19.11.13 - Comment le père de la jeune Marie, récemment assassinée près de Payerne, fêtera-t-il son premier Noël sans elle? Le pasteur Antoine Schluchter se confie.
Comment allez-vous, votre épouse et vous ?
Globalement bien. Nous apprenons à vivre après le départ de Marie. Tout n’est pas rose, mais nous avançons, en gardant le cap et l’espérance.

Votre couple a-t-il été affecté par cette épreuve ?
L’épreuve a été une invitation à nous serrer davantage les coudes, à être plus proches, à pouvoir échanger, sans se laisser trop emporter. Nous avons dû aussi respecter le rythme et les différentes façons de réagir de chacun.

La question du sens de la vie vous a-t-elle toujours accompagné ?
Elle m’a accompagné depuis longtemps. Devenir chrétien ne m’a pas donné toutes les réponses, mais m’a indiqué avec clarté que sous le regard de Dieu, la vie a un sens qui parfois nous échappe. Dieu, le Créateur, s’est fait spécialement proche de nous en envoyant son Fils Jésus-Christ sur la terre.

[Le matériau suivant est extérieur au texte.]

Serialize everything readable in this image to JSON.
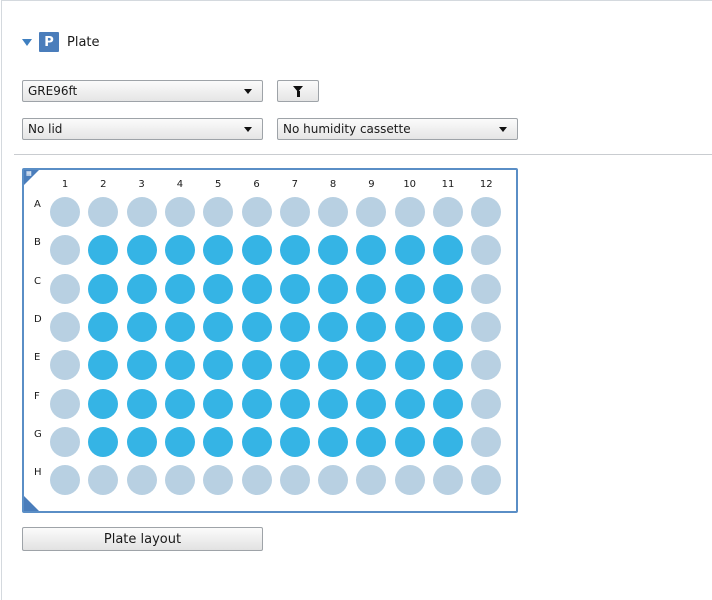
{
  "header": {
    "badge": "P",
    "title": "Plate"
  },
  "plate_type_combo": {
    "value": "GRE96ft"
  },
  "lid_combo": {
    "value": "No lid"
  },
  "humidity_combo": {
    "value": "No humidity cassette"
  },
  "plate": {
    "columns": [
      "1",
      "2",
      "3",
      "4",
      "5",
      "6",
      "7",
      "8",
      "9",
      "10",
      "11",
      "12"
    ],
    "rows": [
      "A",
      "B",
      "C",
      "D",
      "E",
      "F",
      "G",
      "H"
    ],
    "selected_color": "#35b4e5",
    "unselected_color": "#b8d0e2",
    "selected_wells": [
      "B2",
      "B3",
      "B4",
      "B5",
      "B6",
      "B7",
      "B8",
      "B9",
      "B10",
      "B11",
      "C2",
      "C3",
      "C4",
      "C5",
      "C6",
      "C7",
      "C8",
      "C9",
      "C10",
      "C11",
      "D2",
      "D3",
      "D4",
      "D5",
      "D6",
      "D7",
      "D8",
      "D9",
      "D10",
      "D11",
      "E2",
      "E3",
      "E4",
      "E5",
      "E6",
      "E7",
      "E8",
      "E9",
      "E10",
      "E11",
      "F2",
      "F3",
      "F4",
      "F5",
      "F6",
      "F7",
      "F8",
      "F9",
      "F10",
      "F11",
      "G2",
      "G3",
      "G4",
      "G5",
      "G6",
      "G7",
      "G8",
      "G9",
      "G10",
      "G11"
    ]
  },
  "buttons": {
    "plate_layout": "Plate layout"
  },
  "icons": {
    "expand": "triangle-down-icon",
    "filter": "filter-icon",
    "dropdown": "chevron-down-icon"
  }
}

La perte de Marie a-t-elle remis en question votre conception de ce sens ?
Pas facile de répondre. La perte de Marie est un non-sens. Je n’ai pas pu acquiescer quand on m’a dit : «C’est la vie». Pour moi, c’est l’inverse de la vie ! En même temps, l’espérance nous fait dire que la vie va plus loin que ça. Le décès de Marie est la fin d’une vie terrestre, mais pas la fin de la vie. Je n’ai pas à porter le fardeau de penser à ce qui adviendra de Marie. Il faut chercher le sens de la vie plus loin, reconnaître qu’on ne maîtrise et comprend pas tout.
J’y vois une invitation à être prudent par rapport à mes affirmations sur le cheminement des uns et des autres. Car je crois que la question du sens de la vie habite chacun, et j’ai parfois été un peu trop rapide à dire : «Voilà dans quel sens il faut aller». Ainsi, cette épreuve a été tellement abrupte et terrible qu’elle m’a obligé à me concentrer sur l’essentiel. Nous sommes en vie, il s’agit de continuer d’avancer.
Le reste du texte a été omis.